Jason Van Dyke — wearing a yellow prison jumpsuit, his hair disheveled and beard grown out — sat stoic as a judge sentenced the former Chicago police officer to nearly seven years in prison for the shooting death of black teen Laquan McDonald.
After eight hours of emotional testimony Friday, including from Van Dyke himself, Judge Vincent Gaughan sentenced Van Dyke to 81 months in prison, with two years mandatory before being considered for probation.
"It is just so senseless that these acts occurred," Gaughan said.
It was a sentencing hearing that captured the attention of the nation, putting an exclamation point on what has been a years-long saga for Chicago.
Van Dyke, who was convicted of second-degree murder and aggravated battery in a trial last year, faced anywhere from probation to more than 96 years in prison as both sides spent hours arguing their positions Friday.
In his final plea before his sentence, Van Dyke stood before Gaughan calling the shooting "the worst day of my life."
"No one wants to take someone's life, even in defense of their own," he said.
Gaughan, in his decision, ruled that the case fell under the "one act, one crime" doctrine, choosing to only sentence Van Dyke for second-degree murder and not the 16 counts of aggravated battery.
Van Dyke stared only at the judge as his fate was broadcast to the nation. Just moments after learning his fate, he was whisked out of the packed courtroom.
His defense team had requested the judge only sentence Van Dyke for second-degree murder, seeking the minimum sentence of probation.
The prosecution argued the "one crime, one act" doctrine would require the judge to sentence Van Dyke on the more serious criminal act, which they believed was aggravated battery.
Van Dyke was convicted on Oct. 5 of second-degree murder and 16 counts of aggravated battery in the fatal shooting of McDonald. The long-awaited verdict came almost exactly four years after Van Dyke shot 17-year-old McDonald 16 times on the city's Southwest Side.

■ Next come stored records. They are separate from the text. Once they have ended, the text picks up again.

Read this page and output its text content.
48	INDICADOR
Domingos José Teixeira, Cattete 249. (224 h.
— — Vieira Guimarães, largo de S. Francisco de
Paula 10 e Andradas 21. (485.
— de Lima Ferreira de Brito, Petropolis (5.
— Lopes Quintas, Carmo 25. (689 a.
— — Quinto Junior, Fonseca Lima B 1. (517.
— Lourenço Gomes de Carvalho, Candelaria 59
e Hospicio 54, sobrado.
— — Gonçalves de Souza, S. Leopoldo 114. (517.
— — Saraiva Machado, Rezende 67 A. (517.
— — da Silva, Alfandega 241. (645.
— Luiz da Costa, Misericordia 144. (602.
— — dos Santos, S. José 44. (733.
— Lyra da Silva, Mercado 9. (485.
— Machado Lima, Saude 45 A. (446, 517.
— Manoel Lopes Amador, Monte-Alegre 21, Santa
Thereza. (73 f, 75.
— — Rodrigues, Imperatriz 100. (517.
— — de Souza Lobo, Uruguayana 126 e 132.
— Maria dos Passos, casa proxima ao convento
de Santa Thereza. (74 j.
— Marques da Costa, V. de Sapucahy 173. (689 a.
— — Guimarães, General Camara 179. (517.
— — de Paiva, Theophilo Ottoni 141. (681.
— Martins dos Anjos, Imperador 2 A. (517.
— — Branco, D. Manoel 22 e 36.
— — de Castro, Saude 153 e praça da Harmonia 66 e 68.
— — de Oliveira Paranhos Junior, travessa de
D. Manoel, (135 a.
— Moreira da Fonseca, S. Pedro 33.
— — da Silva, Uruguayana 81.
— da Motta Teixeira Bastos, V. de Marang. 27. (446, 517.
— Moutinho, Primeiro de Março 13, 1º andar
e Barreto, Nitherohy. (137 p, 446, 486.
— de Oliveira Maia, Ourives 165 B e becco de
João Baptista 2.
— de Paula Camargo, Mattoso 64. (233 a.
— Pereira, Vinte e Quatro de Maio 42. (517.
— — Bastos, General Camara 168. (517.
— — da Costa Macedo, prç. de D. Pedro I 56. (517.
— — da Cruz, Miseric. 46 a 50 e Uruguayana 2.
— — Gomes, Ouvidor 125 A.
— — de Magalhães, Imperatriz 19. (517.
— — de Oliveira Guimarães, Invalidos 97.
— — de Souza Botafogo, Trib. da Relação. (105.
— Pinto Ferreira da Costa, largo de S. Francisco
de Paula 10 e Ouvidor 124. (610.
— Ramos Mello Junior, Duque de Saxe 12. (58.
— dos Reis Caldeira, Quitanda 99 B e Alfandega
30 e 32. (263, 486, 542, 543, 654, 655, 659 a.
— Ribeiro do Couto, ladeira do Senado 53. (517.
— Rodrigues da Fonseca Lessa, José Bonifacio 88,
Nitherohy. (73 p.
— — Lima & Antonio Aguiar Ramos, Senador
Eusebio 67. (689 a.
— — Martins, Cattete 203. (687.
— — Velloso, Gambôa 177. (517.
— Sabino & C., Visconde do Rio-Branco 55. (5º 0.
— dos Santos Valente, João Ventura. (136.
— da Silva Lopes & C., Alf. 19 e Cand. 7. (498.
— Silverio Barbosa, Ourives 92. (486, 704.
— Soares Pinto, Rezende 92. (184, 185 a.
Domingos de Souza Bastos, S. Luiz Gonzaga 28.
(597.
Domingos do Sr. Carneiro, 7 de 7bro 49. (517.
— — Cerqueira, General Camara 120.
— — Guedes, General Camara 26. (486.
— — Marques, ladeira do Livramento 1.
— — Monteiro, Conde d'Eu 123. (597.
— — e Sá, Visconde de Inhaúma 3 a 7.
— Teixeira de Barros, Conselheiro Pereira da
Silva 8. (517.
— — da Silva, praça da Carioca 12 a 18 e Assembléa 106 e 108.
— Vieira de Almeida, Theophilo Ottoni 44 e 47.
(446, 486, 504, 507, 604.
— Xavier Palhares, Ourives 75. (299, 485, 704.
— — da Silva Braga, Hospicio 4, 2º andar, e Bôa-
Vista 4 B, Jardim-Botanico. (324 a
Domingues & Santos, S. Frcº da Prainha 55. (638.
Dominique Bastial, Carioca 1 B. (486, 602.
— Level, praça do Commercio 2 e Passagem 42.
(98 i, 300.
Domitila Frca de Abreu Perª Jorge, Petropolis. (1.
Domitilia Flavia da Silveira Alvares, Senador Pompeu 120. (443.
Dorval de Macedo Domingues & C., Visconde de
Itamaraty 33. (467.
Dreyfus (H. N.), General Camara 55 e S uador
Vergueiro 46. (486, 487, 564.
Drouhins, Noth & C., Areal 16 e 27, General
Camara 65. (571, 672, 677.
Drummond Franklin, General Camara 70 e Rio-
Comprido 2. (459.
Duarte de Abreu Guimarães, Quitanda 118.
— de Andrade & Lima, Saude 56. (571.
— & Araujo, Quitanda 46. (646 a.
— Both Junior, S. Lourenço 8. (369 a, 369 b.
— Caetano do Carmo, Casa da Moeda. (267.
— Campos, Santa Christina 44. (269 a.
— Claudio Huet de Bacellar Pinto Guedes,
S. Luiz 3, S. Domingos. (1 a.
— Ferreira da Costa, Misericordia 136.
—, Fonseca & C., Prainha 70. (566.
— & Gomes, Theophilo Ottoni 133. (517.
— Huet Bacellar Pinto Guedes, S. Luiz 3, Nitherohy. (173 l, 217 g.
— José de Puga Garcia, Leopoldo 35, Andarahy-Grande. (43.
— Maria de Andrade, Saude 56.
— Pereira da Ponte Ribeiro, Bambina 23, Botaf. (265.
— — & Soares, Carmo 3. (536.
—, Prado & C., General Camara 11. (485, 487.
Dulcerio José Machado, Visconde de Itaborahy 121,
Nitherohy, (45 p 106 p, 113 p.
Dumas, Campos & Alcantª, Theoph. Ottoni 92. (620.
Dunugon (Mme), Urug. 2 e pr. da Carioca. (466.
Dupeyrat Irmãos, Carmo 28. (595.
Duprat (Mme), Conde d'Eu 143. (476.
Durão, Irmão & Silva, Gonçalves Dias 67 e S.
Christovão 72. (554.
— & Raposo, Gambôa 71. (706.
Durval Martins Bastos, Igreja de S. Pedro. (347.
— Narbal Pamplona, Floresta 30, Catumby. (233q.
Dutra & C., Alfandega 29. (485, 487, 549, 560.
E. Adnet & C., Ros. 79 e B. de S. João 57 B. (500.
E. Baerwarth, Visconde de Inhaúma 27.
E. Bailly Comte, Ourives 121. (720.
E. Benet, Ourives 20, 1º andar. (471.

Dashcam video showing the shooting shook the city and the nation, sparking massive protests and calls for justice.
The Friday hearing saw witnesses who previously filed complaints against Van Dyke testifying that he allegedly made racist remarks to them and used excessive force.
McDonald's great uncle took the stand to read a victim-impact statement to the judge.
"I am unable to speak with my own voice .... because [Jason Van Dyke] decided to become judge, jury and the executioner," the statement read.
In Van Dyke's defense were fellow officers and family members, including his wife and daughter.
Seventeen-year-old Kaylee Van Dyke testified that she has been bullied and teased at school as her father's case took on national attention.
"If I do sleep, it’s because I cry myself to sleep wondering why my dad was targeted," she said. "There is not a day that goes by that I am not proud of him. He does not deserve to sit behind bars for protecting the city of Chicago. Bring my dad home please."
His wife Tiffany Van Dyke begged the judge for mercy on her husband, saying her "life has been a nightmare."
"My biggest fear is that somebody would kill him [in jail], for something that he did as a police officer," she said. "There was no malice, no hatred that night. It was simply a man doing his job."
Through tears, Tiffany Van Dyke said her husband "has paid the ultimate price. His life is over. Please, please. He has paid the price already. ... My heart and soul are broken."
As the hearing came to an end, special prosecutor Joseph McMahon said the case "from the beginning has been a tragedy."
"We know that no sentence will bring back Laquan McDonald or undo the hurt to his family and friends, just like no sentence will fix the concerns of the African-American community in this city, cities like Aurora, cities like Elgin and Rockford and across this country," he said.
Community activists, many of whom called for Van Dyke to be sentenced to 96 years, said they were "heartbroken" and "devastated" by the 81-month sentence.
"We don't agree with the judge's ruling at all," said activist William Calloway, who had fought to get the video of McDonald's shooting released. "We feel that what Jason Van Dyke did when shooting Laquan 16 times, he deserves to spend the rest of his life behind bars."
Still, McDonald's family called for calm in the city following the decision.
"I want to say to everyone, everyone in the city of Chicago and across this country, that if they had sentenced him to one minute, it is a victory," Hunter said. "It is a victory because what has happened in this courtroom today has never happened in the history of this country, and it sets a precedent and it sends a strong message to unjust police officers that now you can and will go to jail if you're caught lying, if you're caught breaking the law."
Van Dyke's defense, calling the case "emotionally draining," said they are "happy with the sentence."
"We certainly wanted probation," said attorney Dan Herbert.
Herbert said Van Dyke "truly felt great" after learning his sentence.
"It was the first time I've seen the guy, honestly since this whole ordeal started, where he was happy," Herbert said. "He's certainly not happy about jail; he's certainly not happy about missing his family. He's happy about the prospect of life ahead of him."